What they did next was anything but hopscotch.
I stood watching in disbelief as they took turns jumping off the terrace and onto the hard courtyard below. Their landing had a strange dream like quality to it- light and soundless. Like a feather.
They would then come back effortlessly skipping up the steps for a repeat performance.
They motioned with their hands encouraging me and my sister to join them in this unusual form of fun.
This game just didn’t make sense. How could anyone jump off that height, land like a feather and not get hurt?
By now I had noticed that my sister was mesmerized by this game. She had joined them in the end of the queue, awaiting her turn to jump. I inched closer to her and clutched her arm.

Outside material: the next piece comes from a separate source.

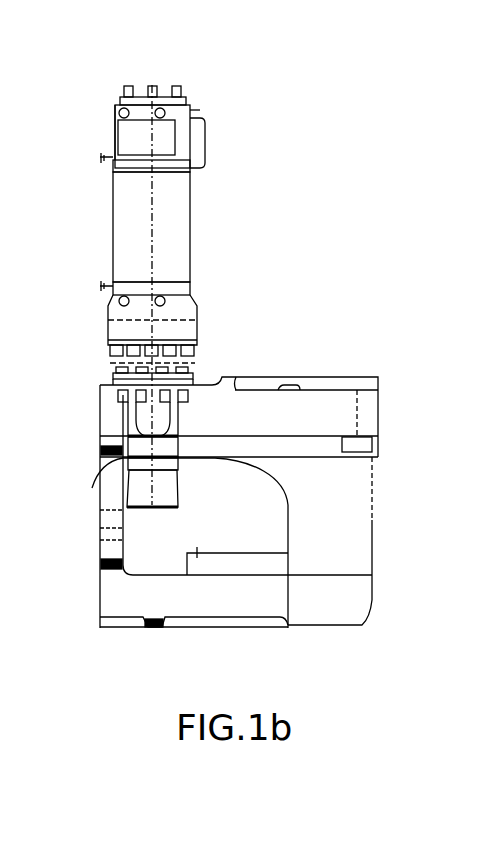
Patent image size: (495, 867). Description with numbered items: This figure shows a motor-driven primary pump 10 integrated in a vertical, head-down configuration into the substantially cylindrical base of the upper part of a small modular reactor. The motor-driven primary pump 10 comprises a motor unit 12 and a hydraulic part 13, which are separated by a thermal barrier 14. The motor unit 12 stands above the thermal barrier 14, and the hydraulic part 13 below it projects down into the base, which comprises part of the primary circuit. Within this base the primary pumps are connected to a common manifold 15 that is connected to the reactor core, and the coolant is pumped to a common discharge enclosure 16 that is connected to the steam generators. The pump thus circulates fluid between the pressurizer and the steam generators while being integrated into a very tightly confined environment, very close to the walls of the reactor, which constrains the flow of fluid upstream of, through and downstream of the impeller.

“I don’t like this. I really think we should go home,” I said almost weepy.
“Scaredy cat, scaredy cat…” she teased as she crudely jerked my sweaty palm away.
It was now Mayoori’s turn. She stood at the edge, her toes aligned with the outer border of the ledge. She looked down at the kids in the courtyard cheering her on.
I felt a current run down my legs, my heart thumping in my throat.
Mayoori closed her eyes and took a deep breath. With her arms stretched out by her side, she leaned forward.
And then she hesitated- for an iota of a second.
She wobbled back and forth, but it was too late.
I heard a heart stopping wail, followed by a deadening silence.